Naïve Sociology – The Core Processes of Learning and Acting in Social Groups
Extended research has supported the idea that the capacity to represent and think in social categories constitutes a fundamental characteristic of the human cognitive system; even human infants and young children are sensitive to the boundaries of certain social groups. However, the function this capacity serves is still debated. A novel proposal to explain this phenomenon is that during social categorization the human mind aims at mapping out social groups defined by a certain set of shared knowledge. The categorization of social partners has important epistemic advantages for humans, most prominently at the beginning of their life: it serves the purpose of identifying reliable sources of information for the sake of cultural knowledge acquisition.
The presentation will focus on two sets of empirical studies that are in line with the above proposal. The first one underlines that children are ready to selectively trust and learn from in-group teachers when their demonstration involves culturally determined information. The second set of studies grasp the basic cognitive process that enables adequate, fast behavioral adjustments in social situations, namely the availability of online, quasi-automatic knowledge detection in adults.

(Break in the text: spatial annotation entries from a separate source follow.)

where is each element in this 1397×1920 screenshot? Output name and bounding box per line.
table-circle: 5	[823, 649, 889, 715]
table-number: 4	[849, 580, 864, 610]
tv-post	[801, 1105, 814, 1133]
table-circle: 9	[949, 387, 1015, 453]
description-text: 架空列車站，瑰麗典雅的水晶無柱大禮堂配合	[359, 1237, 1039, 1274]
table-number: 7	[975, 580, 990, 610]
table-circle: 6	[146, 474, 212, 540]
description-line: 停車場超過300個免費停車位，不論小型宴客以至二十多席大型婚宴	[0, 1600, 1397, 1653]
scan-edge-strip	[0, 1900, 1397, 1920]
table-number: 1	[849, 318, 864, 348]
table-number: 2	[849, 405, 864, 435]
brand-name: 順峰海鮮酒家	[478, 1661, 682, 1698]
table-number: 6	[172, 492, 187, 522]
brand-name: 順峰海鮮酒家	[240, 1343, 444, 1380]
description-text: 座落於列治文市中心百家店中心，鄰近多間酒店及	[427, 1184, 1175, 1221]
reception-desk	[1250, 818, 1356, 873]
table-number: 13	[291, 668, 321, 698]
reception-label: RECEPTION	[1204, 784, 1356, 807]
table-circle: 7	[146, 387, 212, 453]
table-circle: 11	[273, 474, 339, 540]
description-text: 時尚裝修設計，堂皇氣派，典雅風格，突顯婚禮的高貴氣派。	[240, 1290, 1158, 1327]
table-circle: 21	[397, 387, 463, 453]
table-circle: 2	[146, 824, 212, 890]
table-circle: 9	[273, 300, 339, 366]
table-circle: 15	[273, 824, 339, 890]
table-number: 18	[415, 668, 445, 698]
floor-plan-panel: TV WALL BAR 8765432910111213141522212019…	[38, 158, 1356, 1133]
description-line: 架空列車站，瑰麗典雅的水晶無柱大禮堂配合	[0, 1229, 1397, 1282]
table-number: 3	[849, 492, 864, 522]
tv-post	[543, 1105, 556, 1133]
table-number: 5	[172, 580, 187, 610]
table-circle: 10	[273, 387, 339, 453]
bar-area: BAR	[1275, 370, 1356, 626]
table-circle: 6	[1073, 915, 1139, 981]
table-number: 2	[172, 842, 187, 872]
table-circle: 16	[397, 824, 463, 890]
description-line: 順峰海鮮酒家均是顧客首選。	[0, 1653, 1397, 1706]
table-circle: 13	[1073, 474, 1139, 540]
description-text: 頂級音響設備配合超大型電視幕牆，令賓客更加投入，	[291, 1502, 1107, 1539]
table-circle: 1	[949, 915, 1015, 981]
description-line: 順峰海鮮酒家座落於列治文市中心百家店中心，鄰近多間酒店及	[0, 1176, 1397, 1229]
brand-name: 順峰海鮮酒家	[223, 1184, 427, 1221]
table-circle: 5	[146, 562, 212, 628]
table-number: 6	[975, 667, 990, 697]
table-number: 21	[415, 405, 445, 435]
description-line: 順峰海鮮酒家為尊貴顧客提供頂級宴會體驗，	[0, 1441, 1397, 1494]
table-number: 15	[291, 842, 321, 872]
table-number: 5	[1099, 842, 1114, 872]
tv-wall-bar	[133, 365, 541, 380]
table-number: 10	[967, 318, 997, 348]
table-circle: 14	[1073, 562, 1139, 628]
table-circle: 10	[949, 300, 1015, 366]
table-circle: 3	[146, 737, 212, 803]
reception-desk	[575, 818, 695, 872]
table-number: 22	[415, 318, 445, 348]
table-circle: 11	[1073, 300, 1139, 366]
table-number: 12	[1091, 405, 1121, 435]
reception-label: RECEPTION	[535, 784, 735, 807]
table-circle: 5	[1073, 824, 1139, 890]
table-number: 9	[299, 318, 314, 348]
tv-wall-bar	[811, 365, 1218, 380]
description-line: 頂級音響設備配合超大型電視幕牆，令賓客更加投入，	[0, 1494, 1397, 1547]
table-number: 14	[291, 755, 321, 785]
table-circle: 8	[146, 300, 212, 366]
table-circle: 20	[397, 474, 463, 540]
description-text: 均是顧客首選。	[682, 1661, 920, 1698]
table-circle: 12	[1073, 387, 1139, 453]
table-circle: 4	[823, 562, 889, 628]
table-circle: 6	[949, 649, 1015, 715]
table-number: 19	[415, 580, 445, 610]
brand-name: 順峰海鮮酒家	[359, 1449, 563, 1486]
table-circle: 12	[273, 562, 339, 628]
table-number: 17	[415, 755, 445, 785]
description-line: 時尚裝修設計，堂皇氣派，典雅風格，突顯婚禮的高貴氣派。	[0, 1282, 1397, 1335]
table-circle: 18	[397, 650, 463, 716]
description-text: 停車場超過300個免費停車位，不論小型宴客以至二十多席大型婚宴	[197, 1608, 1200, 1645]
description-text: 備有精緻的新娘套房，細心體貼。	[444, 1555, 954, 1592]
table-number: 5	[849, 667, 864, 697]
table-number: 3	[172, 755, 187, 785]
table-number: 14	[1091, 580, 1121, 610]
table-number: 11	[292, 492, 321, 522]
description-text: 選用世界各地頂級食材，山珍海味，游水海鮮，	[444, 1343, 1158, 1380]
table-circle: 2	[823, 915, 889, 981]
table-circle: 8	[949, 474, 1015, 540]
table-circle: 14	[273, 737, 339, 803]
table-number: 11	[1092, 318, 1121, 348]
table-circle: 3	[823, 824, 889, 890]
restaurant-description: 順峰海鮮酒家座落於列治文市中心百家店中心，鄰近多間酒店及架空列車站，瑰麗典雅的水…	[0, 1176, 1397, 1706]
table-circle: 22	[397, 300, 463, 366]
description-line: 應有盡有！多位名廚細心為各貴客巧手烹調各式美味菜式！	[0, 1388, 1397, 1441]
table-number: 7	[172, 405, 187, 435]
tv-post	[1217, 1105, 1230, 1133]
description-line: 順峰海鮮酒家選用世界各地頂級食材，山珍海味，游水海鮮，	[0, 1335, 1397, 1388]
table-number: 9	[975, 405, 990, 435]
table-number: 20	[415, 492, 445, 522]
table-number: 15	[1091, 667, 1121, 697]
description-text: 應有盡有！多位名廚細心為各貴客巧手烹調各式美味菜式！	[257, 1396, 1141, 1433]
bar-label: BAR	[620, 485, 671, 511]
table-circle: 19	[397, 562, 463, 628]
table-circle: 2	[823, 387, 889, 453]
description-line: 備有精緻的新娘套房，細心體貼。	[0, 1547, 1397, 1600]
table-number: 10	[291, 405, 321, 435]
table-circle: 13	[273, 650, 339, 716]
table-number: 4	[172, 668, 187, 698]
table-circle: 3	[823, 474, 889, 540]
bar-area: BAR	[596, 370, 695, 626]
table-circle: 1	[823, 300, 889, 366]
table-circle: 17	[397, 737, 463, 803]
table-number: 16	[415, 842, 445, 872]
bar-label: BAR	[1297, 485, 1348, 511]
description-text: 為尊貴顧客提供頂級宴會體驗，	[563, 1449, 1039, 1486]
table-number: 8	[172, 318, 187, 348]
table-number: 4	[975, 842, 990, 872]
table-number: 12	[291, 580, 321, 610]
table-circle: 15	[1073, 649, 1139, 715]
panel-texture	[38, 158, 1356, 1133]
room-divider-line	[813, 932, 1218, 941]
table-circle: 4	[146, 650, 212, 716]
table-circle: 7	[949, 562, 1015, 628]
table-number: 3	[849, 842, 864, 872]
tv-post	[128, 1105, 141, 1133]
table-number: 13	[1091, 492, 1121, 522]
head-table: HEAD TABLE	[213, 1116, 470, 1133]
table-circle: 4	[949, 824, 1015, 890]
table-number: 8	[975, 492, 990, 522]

Ildikó Király is an Associate Professor at the Cognitive Psychology Department of Eötvös Loránd University Budapest. Her research focuses on social cognition, most importantly on the understanding of social learning mechanisms and the basic processes underlying social interactions, like understanding others’ perspectives and the theory of other minds. Recent publications of hers include Beyond rational imitation: learning arbitrary means actions from communicative demonstrations, Journal of Experimental Child Psychology, 2013 or Social category formation is induced by cues of sharing knowledge in young children, 2014 Plos One. She currently works on a model that proposes that the function of naïve sociology, namely the need for categorization of social partners, has important epistemic advantages for humans: the identification of reliable sources of information for the sake of fast cultural knowledge acquisition.